The Sacramental Seal

This recent story in the New York Post gave me pause.
A woman who allegedly lied about being raped in 2005 and sent an innocent man to jail could soon be facing her own trip to prison, The Post has learned.

Prosecutors are now presenting evidence against her to a Manhattan grand jury. A source said perjury charges were "likely."

They plan to call witnesses to testify that Biurny Peguero Gonzalez made up a story of having been raped at knifepoint in upper Manhattan because her pals were furious with her for leaving them.

Among the witnesses is the Rev. Zeljko Guberovic, her priest at St. Anthony's, in Union City, NJ, where Gonzalez, 26, confessed to the fabrication in March, sources said (emphasis added).

Gonzalez had accused William McCaffrey and two of his friends of gang-raping her in Inwood. He was convicted and sentenced to 20 years before being released last month
My concern is not over someone becoming a guest of the state for making a false rape charge, there's been far too much of that lately. Rather that one of the witnesses for the prosecution, if the story is correct, is a priest to whom the defendant confessed. Since when does a priest testify against one who confesses? My understanding is it is never, ever, permitted (in fact there's a corker of an Alfred Hitchcock movie, I confess, based on that very premise).

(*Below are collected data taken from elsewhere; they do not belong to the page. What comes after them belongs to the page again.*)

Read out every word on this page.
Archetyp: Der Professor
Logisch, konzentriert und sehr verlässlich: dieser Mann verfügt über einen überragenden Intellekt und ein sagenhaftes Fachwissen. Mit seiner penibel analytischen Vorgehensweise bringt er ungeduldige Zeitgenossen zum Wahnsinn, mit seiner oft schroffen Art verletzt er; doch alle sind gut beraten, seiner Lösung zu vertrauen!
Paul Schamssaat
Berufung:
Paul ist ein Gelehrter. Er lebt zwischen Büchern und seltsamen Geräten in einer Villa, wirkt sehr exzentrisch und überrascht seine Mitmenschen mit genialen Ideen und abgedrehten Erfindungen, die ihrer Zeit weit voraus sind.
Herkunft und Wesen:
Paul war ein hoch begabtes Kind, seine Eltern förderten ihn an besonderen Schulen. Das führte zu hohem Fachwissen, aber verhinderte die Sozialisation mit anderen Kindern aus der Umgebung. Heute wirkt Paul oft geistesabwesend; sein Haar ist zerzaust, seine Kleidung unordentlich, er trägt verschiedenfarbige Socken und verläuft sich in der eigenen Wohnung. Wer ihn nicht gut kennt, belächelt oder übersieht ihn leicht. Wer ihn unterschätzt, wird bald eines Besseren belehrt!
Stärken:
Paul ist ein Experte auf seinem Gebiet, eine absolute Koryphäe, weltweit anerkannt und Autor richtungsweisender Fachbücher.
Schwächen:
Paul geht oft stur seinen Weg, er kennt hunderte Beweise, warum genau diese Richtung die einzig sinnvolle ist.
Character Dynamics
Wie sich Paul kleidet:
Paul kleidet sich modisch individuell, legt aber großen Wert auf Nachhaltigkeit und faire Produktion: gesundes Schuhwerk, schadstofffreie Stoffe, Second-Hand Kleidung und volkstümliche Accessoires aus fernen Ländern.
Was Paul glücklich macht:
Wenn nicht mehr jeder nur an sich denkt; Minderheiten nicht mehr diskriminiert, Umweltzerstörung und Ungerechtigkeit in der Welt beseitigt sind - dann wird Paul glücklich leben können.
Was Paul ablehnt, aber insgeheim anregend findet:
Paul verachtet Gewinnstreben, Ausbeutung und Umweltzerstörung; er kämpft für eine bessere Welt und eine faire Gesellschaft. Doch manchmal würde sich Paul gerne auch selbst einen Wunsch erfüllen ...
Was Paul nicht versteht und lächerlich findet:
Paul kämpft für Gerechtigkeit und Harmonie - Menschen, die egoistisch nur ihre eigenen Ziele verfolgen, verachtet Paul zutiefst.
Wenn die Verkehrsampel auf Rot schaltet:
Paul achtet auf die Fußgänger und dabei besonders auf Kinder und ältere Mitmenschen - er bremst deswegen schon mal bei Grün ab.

The Catechism of the Catholic Church states
Given the delicacy and greatness of this ministry and the respect due to persons, the Church declares that every priest who hears confessions is bound under very severe penalties to keep absolute secrecy regarding the sins that his penitents have confessed to him. He can make no use of knowledge that confession gives him about penitents' lives.
I am at a loss here. Is it possible the defendant confessed to the priest outside the box thus he may (or must) testify against her? That still doesn't ring true, I can't believe any priest would do it. Anybody more expert than I have an explanation?